Bazılarımızın uyku problemleri bulunuyor. Uyku problemlerine çözüm olması için geliştirilen birçok çözüm var. Ancak gerçekten de uykuyu kontrol etmeyi sağlıyor mu?
Giyilebilir teknolojik ürünlerin kullanımının artmasıyla beraber, uyku problemi yaşayan insanlar için de uygulamalar geliştirildi. Ancak yapılan araştırmalara göre “uyku izleme” uygulamaları uyku kalitesini artırmak yerine tam tersi etki gösterebiliyor. Hatta konuya dair araştırmalar yeni bozuklukların ortaya çıkabileceğini de söylüyor. “Orthosomnia” adı verilen bozukluk, insanın “uyku izleme” yöntemleriyle kontrol edildiğinde daha az uyuyabildiğini ve uyku sırasında oldukça endişeli olduklarını ortaya koydu. Northwestern Üniversitesi’nde nöroloji profesörü Sabra Abbott, on yıldan uzun süredir uyku bozukluğu olan kişileri tedavi ediyor. Ancak son yıllarda, kendisi ve meslektaşları, yeni bir uyku problemi olduğunu bildiren hastaları fark etmeye başladı. Bu uygulamalar, iyi bir gece uykusu alıp almadığınızı belirlemenize yardımcı olabiliyor, ancak bazı durumlarda sorunlarınızı daha da kötüleştirebiliyor. Bilim insanları, uyku izleyici uygulamaların yanlış veriler aracılığıyla insanları daha kaygılı hale getirdiğini söyleyerek uyarıyorlar.

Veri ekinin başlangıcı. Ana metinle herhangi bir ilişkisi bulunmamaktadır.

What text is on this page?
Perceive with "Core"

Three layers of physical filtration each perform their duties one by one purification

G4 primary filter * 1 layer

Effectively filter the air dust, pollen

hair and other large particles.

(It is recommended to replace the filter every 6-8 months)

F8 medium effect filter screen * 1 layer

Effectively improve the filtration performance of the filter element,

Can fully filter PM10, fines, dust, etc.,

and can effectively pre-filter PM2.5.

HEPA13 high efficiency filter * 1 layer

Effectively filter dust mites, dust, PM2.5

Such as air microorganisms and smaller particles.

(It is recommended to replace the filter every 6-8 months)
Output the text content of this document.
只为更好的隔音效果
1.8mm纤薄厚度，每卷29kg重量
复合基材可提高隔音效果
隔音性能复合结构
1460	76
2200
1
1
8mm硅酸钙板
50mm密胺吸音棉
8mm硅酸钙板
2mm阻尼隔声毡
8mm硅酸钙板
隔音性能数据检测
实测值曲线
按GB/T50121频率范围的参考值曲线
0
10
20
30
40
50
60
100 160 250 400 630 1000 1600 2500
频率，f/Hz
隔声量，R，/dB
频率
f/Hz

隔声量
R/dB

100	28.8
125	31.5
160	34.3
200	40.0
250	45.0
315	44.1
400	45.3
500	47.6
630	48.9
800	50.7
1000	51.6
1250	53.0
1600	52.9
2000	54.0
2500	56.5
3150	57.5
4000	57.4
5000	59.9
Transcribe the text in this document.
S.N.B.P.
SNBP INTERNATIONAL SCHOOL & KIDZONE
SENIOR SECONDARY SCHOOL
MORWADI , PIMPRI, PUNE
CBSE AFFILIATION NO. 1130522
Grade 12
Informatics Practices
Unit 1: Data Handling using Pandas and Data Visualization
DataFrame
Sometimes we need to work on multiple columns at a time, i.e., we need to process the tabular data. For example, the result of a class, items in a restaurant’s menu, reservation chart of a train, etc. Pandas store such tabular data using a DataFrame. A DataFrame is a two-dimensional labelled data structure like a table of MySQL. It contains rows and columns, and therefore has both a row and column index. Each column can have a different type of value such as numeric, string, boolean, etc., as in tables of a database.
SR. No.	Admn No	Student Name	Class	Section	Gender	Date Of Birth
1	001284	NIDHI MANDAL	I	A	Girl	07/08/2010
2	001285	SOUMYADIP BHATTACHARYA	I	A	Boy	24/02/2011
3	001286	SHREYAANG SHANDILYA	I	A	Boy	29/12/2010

Örneğin bir çalışmada bu uyku izleme uygulamalarının insanların hem yatakta daha fazla zaman geçirmelerine neden olduğu hem de var olmayan koşulları bildirmelerine neden oluyor. İnsanlarınsa uyku istatistiklerini artırmak için yaptığı bir durum olduğu tahmin ediliyor.
İLGİNİZİ ÇEKEBİLİR
Uyku izleme cihazları güvenilmez mi?
Bu araştırma kesinlikle cihazların güvenilmez olduğu anlamına gelmiyor. Fitbit‘ten Dr. Conor Heneghan, çok az kullanıcının ciddi uyku kaygısı ile ilgilendiğini ve izleme verilerinin, tutarlı uyku programlarının ve zararlı alışkanlıkların etkilerini vurgulayabileceğini iddia ediyor. Kullanıcılar, aynı zamanda farklı uyku aşamalarındaki kalp hareketlerini bu uygulamalar üzerinden izleyebiliyor. Fitbit’in kendi yaptığı araştırma, profesyonel tıbbi izleme cihazlarının verileri ile uyku takip uygulamalarının eşleşmesinin yüzde 70 seviyesinde olduğunu ancak bu oranın insanlarda yüzde 90 olduğunu ortaya koyuyor. Bu uygulamalardan elde edilen veriler sonuçta yararlı olsa da temkinli yaklaşmak gerekiyor.